Welcome to eight weeks of a new adventure! Training for a Hi-Tec adventure race requires a combination of consistent cardiovascular and strength training, learning the technical skills (mountain biking, paddling) involved to be able to complete the event, and a sense of creativity and fun. Rather than falling into a predictable pattern of daily workouts, try to keep your training fresh by exploring a new trail or park. If you're a New Yorker and run the Big Loop through Central Park every day, then take off and explore the backside of the Metropolitan Museum of Art or the Shakespeare Garden. If you live in San Francisco and run along the Marina every morning, go get lost in the Presidio.

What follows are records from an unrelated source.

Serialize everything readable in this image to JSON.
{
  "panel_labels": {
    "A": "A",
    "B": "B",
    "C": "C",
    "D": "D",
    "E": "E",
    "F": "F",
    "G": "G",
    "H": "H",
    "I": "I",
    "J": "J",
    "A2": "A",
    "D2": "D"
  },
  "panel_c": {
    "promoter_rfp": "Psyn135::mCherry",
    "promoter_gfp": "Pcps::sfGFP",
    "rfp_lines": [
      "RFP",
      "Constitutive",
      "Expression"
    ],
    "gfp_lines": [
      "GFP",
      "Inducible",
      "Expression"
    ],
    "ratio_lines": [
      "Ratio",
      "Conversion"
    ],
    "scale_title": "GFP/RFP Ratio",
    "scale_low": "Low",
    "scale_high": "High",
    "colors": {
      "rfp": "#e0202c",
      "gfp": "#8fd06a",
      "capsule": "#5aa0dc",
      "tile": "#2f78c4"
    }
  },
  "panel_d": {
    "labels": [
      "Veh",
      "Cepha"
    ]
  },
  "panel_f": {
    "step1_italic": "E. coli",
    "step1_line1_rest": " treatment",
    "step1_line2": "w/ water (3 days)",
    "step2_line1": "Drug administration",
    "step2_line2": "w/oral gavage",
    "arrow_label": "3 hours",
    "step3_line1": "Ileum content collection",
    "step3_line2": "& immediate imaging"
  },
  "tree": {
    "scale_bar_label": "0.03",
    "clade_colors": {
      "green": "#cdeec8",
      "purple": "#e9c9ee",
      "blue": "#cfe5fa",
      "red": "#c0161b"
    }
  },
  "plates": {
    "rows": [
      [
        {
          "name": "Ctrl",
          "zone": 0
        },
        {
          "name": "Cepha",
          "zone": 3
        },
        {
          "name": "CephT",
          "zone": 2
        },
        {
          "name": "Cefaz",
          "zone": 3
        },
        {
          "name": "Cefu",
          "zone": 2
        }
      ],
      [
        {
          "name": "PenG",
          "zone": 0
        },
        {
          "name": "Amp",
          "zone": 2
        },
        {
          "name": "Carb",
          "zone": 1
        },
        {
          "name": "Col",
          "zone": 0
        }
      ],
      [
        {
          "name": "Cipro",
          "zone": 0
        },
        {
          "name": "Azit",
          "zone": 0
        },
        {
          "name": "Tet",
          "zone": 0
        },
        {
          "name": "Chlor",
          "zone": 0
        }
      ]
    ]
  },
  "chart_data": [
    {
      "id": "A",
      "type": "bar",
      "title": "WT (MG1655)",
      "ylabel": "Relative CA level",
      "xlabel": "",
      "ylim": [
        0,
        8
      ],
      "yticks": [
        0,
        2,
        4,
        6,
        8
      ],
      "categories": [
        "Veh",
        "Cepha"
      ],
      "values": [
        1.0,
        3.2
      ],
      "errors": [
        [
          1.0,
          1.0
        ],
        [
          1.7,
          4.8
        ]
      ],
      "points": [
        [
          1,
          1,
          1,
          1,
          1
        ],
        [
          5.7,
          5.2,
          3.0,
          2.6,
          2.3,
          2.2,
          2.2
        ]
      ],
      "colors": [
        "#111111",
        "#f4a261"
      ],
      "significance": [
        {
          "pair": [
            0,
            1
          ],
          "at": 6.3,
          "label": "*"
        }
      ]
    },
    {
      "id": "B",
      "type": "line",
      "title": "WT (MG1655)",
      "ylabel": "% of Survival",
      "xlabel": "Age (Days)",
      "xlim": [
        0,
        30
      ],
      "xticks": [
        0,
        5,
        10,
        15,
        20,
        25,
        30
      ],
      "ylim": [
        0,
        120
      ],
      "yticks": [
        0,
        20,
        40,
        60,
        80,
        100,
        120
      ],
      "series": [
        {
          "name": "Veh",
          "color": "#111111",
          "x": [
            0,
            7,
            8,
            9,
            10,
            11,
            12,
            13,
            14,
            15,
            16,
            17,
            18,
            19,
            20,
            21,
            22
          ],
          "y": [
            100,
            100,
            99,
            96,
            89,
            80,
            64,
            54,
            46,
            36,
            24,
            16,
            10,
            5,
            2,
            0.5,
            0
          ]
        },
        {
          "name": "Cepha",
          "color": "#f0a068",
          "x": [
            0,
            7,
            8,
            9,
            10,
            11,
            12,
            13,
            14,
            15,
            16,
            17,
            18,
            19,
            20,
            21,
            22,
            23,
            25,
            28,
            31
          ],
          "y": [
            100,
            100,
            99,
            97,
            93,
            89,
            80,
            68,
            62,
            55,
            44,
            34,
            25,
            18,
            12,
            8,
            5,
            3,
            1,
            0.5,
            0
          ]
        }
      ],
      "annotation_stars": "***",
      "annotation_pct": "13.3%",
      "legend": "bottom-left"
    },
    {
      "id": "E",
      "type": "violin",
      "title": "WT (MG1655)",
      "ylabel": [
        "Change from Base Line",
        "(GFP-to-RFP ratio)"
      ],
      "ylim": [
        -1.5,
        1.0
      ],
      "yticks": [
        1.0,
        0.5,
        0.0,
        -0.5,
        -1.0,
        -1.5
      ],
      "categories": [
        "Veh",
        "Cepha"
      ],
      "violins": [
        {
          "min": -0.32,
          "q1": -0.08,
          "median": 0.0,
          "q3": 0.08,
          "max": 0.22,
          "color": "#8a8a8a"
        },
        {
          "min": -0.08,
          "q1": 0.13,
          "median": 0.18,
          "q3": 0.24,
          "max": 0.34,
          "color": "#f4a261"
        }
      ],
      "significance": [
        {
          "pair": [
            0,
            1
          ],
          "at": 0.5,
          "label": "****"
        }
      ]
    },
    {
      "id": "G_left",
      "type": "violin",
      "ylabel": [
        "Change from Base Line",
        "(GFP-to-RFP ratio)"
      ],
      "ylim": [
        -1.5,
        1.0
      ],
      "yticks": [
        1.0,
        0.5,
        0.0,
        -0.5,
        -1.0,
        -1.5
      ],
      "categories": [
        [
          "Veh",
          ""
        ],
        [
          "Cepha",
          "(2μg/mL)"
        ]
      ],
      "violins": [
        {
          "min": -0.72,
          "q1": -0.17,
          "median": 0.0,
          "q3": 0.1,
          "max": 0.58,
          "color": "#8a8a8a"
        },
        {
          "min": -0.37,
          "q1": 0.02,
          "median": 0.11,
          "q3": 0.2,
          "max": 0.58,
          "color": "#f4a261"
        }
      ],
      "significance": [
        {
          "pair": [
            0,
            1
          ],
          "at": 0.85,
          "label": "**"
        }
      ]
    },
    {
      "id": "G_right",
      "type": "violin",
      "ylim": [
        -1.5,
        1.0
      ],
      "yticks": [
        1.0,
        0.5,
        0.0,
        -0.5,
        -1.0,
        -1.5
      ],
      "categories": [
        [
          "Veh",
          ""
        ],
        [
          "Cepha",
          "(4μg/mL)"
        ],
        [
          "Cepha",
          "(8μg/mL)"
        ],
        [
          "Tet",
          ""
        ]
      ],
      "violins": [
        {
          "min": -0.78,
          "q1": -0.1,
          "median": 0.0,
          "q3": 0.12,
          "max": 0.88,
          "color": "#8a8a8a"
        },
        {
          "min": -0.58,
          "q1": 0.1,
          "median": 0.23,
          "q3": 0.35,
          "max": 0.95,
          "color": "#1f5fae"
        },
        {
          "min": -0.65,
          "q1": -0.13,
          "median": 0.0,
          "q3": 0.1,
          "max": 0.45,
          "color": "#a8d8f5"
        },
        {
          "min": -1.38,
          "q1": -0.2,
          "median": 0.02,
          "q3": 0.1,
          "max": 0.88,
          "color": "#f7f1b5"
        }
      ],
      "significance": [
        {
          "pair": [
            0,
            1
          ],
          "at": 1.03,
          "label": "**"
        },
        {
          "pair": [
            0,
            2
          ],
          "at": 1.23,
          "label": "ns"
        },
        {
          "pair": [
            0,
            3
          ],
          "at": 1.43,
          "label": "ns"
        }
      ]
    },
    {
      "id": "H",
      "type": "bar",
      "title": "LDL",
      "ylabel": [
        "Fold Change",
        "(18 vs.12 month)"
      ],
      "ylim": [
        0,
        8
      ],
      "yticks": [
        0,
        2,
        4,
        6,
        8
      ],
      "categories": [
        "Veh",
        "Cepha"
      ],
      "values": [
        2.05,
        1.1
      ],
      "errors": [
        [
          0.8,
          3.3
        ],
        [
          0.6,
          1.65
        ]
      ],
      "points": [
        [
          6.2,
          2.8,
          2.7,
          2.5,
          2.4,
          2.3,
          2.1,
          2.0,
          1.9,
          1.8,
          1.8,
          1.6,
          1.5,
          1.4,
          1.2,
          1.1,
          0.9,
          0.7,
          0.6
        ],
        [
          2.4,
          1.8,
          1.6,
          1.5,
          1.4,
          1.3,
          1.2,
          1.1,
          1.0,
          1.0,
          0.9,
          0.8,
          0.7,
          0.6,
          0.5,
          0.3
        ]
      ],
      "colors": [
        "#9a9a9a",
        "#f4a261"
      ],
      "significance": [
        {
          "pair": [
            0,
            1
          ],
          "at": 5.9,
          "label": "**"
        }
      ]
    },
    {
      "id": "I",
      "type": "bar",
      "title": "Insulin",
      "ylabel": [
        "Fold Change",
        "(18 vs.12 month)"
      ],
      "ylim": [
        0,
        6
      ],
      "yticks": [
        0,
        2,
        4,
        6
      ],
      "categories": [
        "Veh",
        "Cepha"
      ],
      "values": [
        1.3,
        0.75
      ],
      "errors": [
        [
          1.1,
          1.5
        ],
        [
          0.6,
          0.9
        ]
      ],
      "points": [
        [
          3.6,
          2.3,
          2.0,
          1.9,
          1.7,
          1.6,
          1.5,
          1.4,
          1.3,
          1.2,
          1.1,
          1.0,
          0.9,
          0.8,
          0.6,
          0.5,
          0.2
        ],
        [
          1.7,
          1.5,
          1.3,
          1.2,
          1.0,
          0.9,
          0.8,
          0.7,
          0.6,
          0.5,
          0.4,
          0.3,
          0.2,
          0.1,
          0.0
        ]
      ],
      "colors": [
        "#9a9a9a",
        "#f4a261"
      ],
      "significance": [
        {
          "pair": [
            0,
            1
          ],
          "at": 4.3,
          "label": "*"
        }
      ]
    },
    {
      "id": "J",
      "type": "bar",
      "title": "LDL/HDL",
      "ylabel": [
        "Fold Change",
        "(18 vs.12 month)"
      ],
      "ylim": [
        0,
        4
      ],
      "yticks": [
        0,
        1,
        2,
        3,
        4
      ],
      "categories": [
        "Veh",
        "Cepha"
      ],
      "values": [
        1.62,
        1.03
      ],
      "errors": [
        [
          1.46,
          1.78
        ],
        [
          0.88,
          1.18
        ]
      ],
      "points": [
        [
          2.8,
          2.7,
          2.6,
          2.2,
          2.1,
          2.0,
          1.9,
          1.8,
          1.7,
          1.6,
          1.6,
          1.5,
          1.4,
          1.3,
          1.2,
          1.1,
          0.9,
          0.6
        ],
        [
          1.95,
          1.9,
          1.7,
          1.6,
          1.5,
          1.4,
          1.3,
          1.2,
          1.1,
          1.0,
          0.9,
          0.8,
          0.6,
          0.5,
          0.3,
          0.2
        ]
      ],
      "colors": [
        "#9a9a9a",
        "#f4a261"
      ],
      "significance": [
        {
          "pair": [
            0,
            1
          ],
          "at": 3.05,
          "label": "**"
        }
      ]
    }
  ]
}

Adventure Racers thrive on adapting to change, tackling adversity, and being in unfamiliar situations. A free-form approach to training allows you the open-mindedness you'll need to accept novel challenges within races. I invite you to use this training to explore those areas where you live that you've always wanted to check out. And don't forget to bring your dog. My dog Gryphon is always a willing training partner on runs, never complains, doesn't eat much, and can go forever!
Details: This training schedule is recommended for a moderately fit person. If you can jog/hike a few miles and ride your bike a bit give it a shot. If you are an intermediate level athlete, push the distances and intensity a bit. From an intensity-level perspective, workouts are defined on a Perceived Exertion (PE) basis of 1 to 10, with 1 being extremely comfortable and 10 being max effort.